Keywords: non-contact, elastography, cross-linking, ambient pressure, strain map, eye
1. Introduction
Corneal tissue is a highly innervated tissue that is extremely sensitive to contact. It is the major refractive component of the eye and plays an important role in the eye's optical performance. Corneal pathologies significantly impeding its refractive functioning, such as corneal ectasia and keratoconus, most likely arise from localized tissue weakening [1,2] due to degenerative diseases and/or after surgical intervention. Determining the mechanical material properties of corneal tissue in a least invasive but still precise manner is an ongoing challenge for diagnostic and preventive efforts of such pathologies. Imaging modalities based on air-puff deformation are used clinically to evaluate the dynamic displacement response of the examined cornea [3], but are confounded by other parameters such as intraocular pressure (IOP) and corneal thickness. As an alternative, Brillouin microscopy has recently been tested in patients with keratoconus [4]. It measures the nonlinear optical shift related to material waves inherent to the molecular structure of corneal tissue, which is indirectly related to its macroscopic elastic properties. Optical coherence elastography (OCE) is another emerging imaging technology allowing for direct measurement of tissue strain [5,6] or shear wave propagation velocity [7], both of which have a clearly defined and more direct relation to inherent material properties such as tissue stiffness, and hence directly assess mechanical characteristics. Unfortunately, all reported OCE approaches so far apply unnatural loading conditions [8] (e.g. micro- air-puff deformation or axial compression) and often are uncomfortable for the patient or difficult to administer (particularly to smaller-animal eyes). Hence, there is an unmet need for a proper, comfortable and clinically accurate approach to measuring the mechanical properties for diagnosis or in order to evaluate treatment efficacy.

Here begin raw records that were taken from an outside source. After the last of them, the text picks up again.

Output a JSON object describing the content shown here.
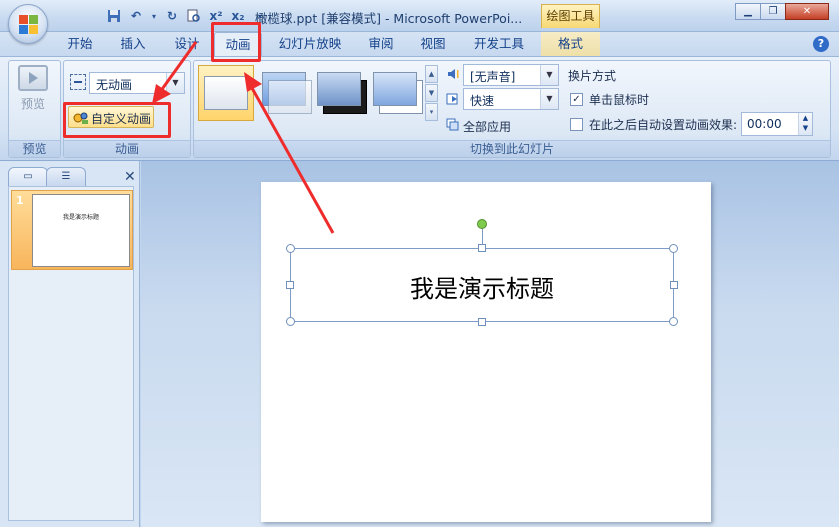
{
  "titlebar": {
    "title": "橄榄球.ppt [兼容模式] - Microsoft PowerPoi...",
    "context_tab": "绘图工具"
  },
  "tabs": [
    {
      "label": "开始"
    },
    {
      "label": "插入"
    },
    {
      "label": "设计"
    },
    {
      "label": "动画"
    },
    {
      "label": "幻灯片放映"
    },
    {
      "label": "审阅"
    },
    {
      "label": "视图"
    },
    {
      "label": "开发工具"
    },
    {
      "label": "格式"
    }
  ],
  "ribbon": {
    "preview": {
      "button_label": "预览",
      "group_label": "预览"
    },
    "animation": {
      "dropdown_value": "无动画",
      "custom_button": "自定义动画",
      "group_label": "动画"
    },
    "transition": {
      "sound_value": "[无声音]",
      "speed_value": "快速",
      "apply_all": "全部应用",
      "advance_title": "换片方式",
      "on_click_label": "单击鼠标时",
      "on_click_checked": true,
      "auto_label": "在此之后自动设置动画效果:",
      "auto_checked": false,
      "auto_time": "00:00",
      "group_label": "切换到此幻灯片"
    }
  },
  "slides_pane": {
    "slide_number": "1",
    "thumb_title": "我是演示标题"
  },
  "slide": {
    "title": "我是演示标题"
  },
  "colors": {
    "annotation_red": "#ee2c2c",
    "selection_orange": "#f8b55c",
    "ribbon_text": "#15428b"
  }
}
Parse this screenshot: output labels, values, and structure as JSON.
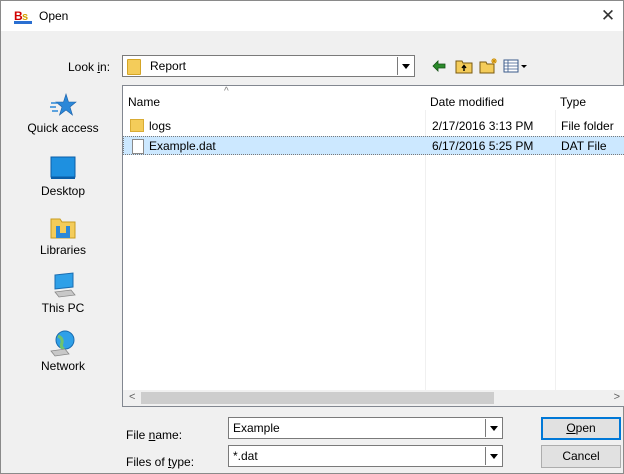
{
  "window": {
    "title": "Open",
    "close_glyph": "✕"
  },
  "lookin": {
    "label_pre": "Look ",
    "label_key": "i",
    "label_post": "n:",
    "value": "Report"
  },
  "toolbar": {
    "icons": [
      "back-arrow-icon",
      "up-folder-icon",
      "new-folder-icon",
      "view-menu-icon"
    ]
  },
  "places": [
    {
      "label": "Quick access",
      "icon": "star-icon"
    },
    {
      "label": "Desktop",
      "icon": "desktop-icon"
    },
    {
      "label": "Libraries",
      "icon": "libraries-icon"
    },
    {
      "label": "This PC",
      "icon": "computer-icon"
    },
    {
      "label": "Network",
      "icon": "network-icon"
    }
  ],
  "columns": {
    "name": "Name",
    "date": "Date modified",
    "type": "Type"
  },
  "files": [
    {
      "name": "logs",
      "date": "2/17/2016 3:13 PM",
      "type": "File folder",
      "icon": "folder-icon",
      "selected": false
    },
    {
      "name": "Example.dat",
      "date": "6/17/2016 5:25 PM",
      "type": "DAT File",
      "icon": "file-icon",
      "selected": true
    }
  ],
  "scroll": {
    "left_glyph": "<",
    "right_glyph": ">"
  },
  "filename": {
    "label_pre": "File ",
    "label_key": "n",
    "label_post": "ame:",
    "value": "Example"
  },
  "filetype": {
    "label_pre": "Files of ",
    "label_key": "t",
    "label_post": "ype:",
    "value": "*.dat"
  },
  "buttons": {
    "open_key": "O",
    "open_rest": "pen",
    "cancel": "Cancel"
  },
  "colors": {
    "selection": "#cce8ff",
    "accent": "#0078d7",
    "folder": "#f4cc5a"
  }
}
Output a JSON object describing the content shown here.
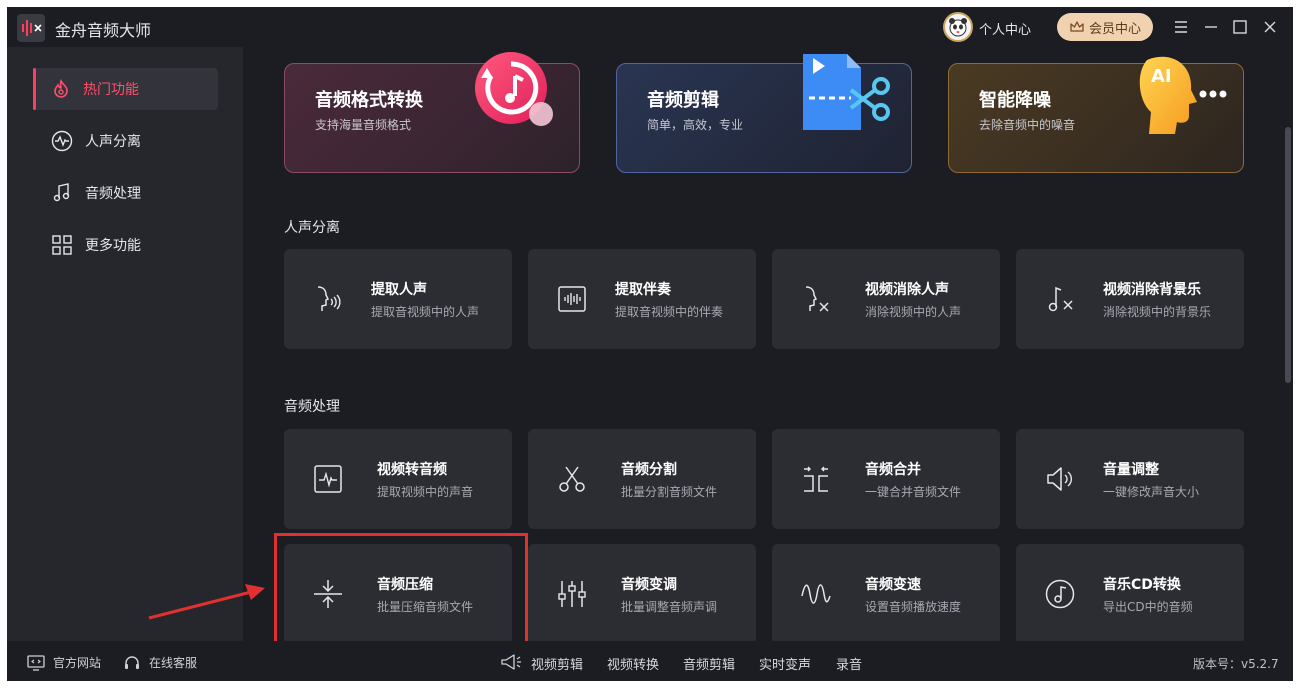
{
  "app": {
    "title": "金舟音频大师"
  },
  "header": {
    "user_center": "个人中心",
    "vip_label": "会员中心"
  },
  "sidebar": {
    "items": [
      {
        "label": "热门功能",
        "icon": "fire-icon",
        "active": true
      },
      {
        "label": "人声分离",
        "icon": "waveform-circle-icon",
        "active": false
      },
      {
        "label": "音频处理",
        "icon": "music-note-icon",
        "active": false
      },
      {
        "label": "更多功能",
        "icon": "grid-icon",
        "active": false
      }
    ]
  },
  "hero": [
    {
      "title": "音频格式转换",
      "sub": "支持海量音频格式",
      "icon": "music-convert-icon"
    },
    {
      "title": "音频剪辑",
      "sub": "简单，高效，专业",
      "icon": "file-scissors-icon"
    },
    {
      "title": "智能降噪",
      "sub": "去除音频中的噪音",
      "icon": "ai-head-icon",
      "badge": "AI"
    }
  ],
  "sections": {
    "vocal": {
      "title": "人声分离",
      "cards": [
        {
          "title": "提取人声",
          "sub": "提取音视频中的人声",
          "icon": "voice-face-icon"
        },
        {
          "title": "提取伴奏",
          "sub": "提取音视频中的伴奏",
          "icon": "waveform-box-icon"
        },
        {
          "title": "视频消除人声",
          "sub": "消除视频中的人声",
          "icon": "voice-remove-icon"
        },
        {
          "title": "视频消除背景乐",
          "sub": "消除视频中的背景乐",
          "icon": "music-remove-icon"
        }
      ]
    },
    "audio": {
      "title": "音频处理",
      "cards": [
        {
          "title": "视频转音频",
          "sub": "提取视频中的声音",
          "icon": "video-to-audio-icon"
        },
        {
          "title": "音频分割",
          "sub": "批量分割音频文件",
          "icon": "scissors-icon"
        },
        {
          "title": "音频合并",
          "sub": "一键合并音频文件",
          "icon": "merge-icon"
        },
        {
          "title": "音量调整",
          "sub": "一键修改声音大小",
          "icon": "speaker-icon"
        },
        {
          "title": "音频压缩",
          "sub": "批量压缩音频文件",
          "icon": "compress-icon"
        },
        {
          "title": "音频变调",
          "sub": "批量调整音频声调",
          "icon": "sliders-icon"
        },
        {
          "title": "音频变速",
          "sub": "设置音频播放速度",
          "icon": "wave-speed-icon"
        },
        {
          "title": "音乐CD转换",
          "sub": "导出CD中的音频",
          "icon": "cd-music-icon"
        }
      ]
    }
  },
  "footer": {
    "website": "官方网站",
    "support": "在线客服",
    "tools": [
      "视频剪辑",
      "视频转换",
      "音频剪辑",
      "实时变声",
      "录音"
    ],
    "version": "版本号：v5.2.7"
  },
  "colors": {
    "accent": "#ff3d5e",
    "highlight": "#e0302f"
  }
}
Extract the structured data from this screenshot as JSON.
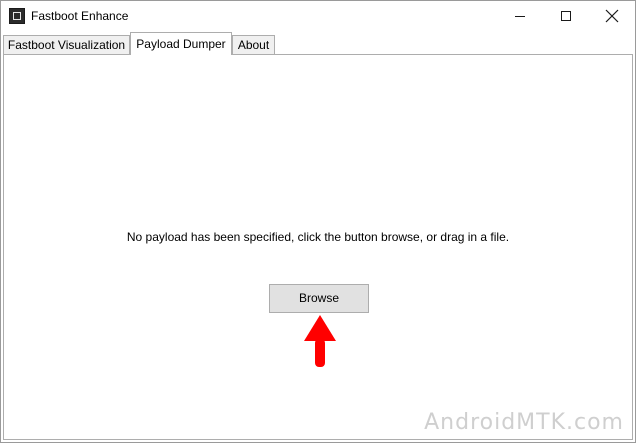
{
  "window": {
    "title": "Fastboot Enhance"
  },
  "tabs": [
    {
      "label": "Fastboot Visualization",
      "active": false
    },
    {
      "label": "Payload Dumper",
      "active": true
    },
    {
      "label": "About",
      "active": false
    }
  ],
  "payload_dumper": {
    "message": "No payload has been specified, click the button browse, or drag in a file.",
    "browse_label": "Browse"
  },
  "annotation": {
    "arrow_color": "#ff0000"
  },
  "watermark": "AndroidMTK.com"
}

Corneal cross-linking (CXL) is a treatment that effectively stops the progression of degenerating corneal pathologies such as keratoconus [9]. Twenty years ago, CXL treatment was introduced as a photochemical technique to stiffen corneal tissue [10]. It requires the application of the photosensitizer riboflavin (vitamin B2) in combination with ultraviolet (UV)-A (365 nm) irradiation. The original Dresden protocol requires 30 min of riboflavin instillation, followed by 30 min of irradiation at 3 mW cm−2. Since then, a series of distinct CXL protocols has been developed that accommodate individual needs, such as shorter duration (accelerated CXL) and reduced pain tolerance (trans-epithelial CXL). Several clinical studies have reported corneal flattening after CXL treatment [11]. In consequence, patterned CXL [12] (or refractive CXL [13]) has been suggested for the correction of mild refractive errors. A drawback of all CXL treatments is the absence of a reliable tool to quantify treatment efficacy and failures early on, which occur in around 8% of treated cases [14].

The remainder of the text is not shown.